In July 2011, after Frankfurt's relegation to the 2. Bundesliga, Russ became a transfer target for VfL Wolfsburg manager Felix Magath. On the 16th, he became the second player that summer to make the move from Frankfurt to the Volkswagen Arena, joining Patrick Ochs by signing a three-year deal for a fee of around €3.5 million.

After two seasons in Lower Saxony, Russ returned to his former club in June 2013 after an earlier loan. He competed with the team in that season's UEFA Europa League, making eight appearances in all; on 19 September he scored from Tranquillo Barnetta's corner kick in a 3–0 group stage home win over FC Girondins de Bordeaux.

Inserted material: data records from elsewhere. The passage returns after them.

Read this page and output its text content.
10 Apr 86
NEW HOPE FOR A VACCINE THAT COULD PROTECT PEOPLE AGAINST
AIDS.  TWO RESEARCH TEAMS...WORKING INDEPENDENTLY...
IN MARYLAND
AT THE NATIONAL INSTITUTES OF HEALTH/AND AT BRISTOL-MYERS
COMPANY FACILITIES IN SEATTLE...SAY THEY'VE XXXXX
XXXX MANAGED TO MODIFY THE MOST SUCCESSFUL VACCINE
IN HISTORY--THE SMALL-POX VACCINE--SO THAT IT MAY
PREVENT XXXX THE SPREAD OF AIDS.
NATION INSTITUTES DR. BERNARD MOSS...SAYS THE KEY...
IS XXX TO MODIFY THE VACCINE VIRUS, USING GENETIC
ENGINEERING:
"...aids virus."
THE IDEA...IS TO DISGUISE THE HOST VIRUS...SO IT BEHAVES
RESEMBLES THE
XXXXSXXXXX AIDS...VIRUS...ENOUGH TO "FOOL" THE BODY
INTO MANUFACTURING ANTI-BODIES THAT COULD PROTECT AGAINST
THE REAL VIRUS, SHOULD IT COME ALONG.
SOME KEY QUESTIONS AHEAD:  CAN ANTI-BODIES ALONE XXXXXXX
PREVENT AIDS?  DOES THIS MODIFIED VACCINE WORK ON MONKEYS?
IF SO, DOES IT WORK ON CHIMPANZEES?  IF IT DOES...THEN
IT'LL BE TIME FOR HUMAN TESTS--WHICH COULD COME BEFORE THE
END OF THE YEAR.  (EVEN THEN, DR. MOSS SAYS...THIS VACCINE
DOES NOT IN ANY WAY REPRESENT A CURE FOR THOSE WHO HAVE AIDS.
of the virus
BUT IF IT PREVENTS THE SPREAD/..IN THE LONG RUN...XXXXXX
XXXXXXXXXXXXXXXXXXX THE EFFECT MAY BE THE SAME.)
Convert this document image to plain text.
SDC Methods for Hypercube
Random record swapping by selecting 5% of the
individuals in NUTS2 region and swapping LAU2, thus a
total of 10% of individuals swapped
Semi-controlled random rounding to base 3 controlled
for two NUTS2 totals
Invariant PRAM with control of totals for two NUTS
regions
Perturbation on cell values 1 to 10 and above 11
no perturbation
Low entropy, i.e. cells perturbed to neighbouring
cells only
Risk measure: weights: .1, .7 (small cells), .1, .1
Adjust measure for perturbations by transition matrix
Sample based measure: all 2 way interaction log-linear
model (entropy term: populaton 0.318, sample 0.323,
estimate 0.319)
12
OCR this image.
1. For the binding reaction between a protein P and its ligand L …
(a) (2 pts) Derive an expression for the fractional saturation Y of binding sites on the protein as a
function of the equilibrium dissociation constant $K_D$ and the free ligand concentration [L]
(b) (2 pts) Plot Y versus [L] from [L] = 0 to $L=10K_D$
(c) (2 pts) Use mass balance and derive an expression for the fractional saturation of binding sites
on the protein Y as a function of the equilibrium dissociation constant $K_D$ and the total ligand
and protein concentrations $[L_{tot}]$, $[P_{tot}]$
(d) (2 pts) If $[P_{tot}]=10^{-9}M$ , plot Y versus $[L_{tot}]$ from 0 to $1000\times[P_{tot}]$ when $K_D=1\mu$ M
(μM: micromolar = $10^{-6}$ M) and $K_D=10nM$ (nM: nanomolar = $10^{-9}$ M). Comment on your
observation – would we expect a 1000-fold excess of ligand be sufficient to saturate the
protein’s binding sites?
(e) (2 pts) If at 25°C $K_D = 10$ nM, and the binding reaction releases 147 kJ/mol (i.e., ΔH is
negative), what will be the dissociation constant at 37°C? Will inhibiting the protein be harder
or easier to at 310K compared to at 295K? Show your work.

In May 2016, Russ took a routine anti-doping test which showed high levels of the hormone human chorionic gonadotropin (hCG), which can be produced either by anabolic steroids or cancer. After consulting a doctor on the 18th, it was confirmed that he had a malignant tumour. However, he put himself forward to play their promotion/relegation play-off against 1. FC Nürnberg the following day. In the match, he scored an own goal from Sebastian Kerk's free kick in a 1–1 home draw; Frankfurt stayed up 2–1 on aggregate with Russ absent from the second leg.

Russ returned to the pitch after undergoing therapy on 28 February 2017 in a DFB-Pokal quarter-final against Arminia Bielefeld, coming on in place of Aymen Barkok at the end of the 1–0 win at the Commerzbank Arena. In the next round on 25 April away to Borussia Mönchengladbach, he came on in extra time of the 1–1 draw and scored the shot that took the penalty shootout to sudden death, with his team prevailing. He was an unused substitute in the final, a loss by a single goal to Borussia Dortmund.

Although not a first-team regular under manager Niko Kovač, Russ scored the first goal since his cancer diagnosis on 10 February 2018 in a 4–2 home win over 1. FC Köln. He played all six matches of their 2017–18 DFB-Pokal conquest, with every minute of their first five games, and sixteen in place of Jonathan de Guzmán at the end of the 3–1 final win over Bayern on 19 May.

Russ announced his retirement from playing in June 2020 and was immediately hired as Match Analyst for Eintracht.

==International career==
Russ played one friendly for the Germany U20 national team in 2006.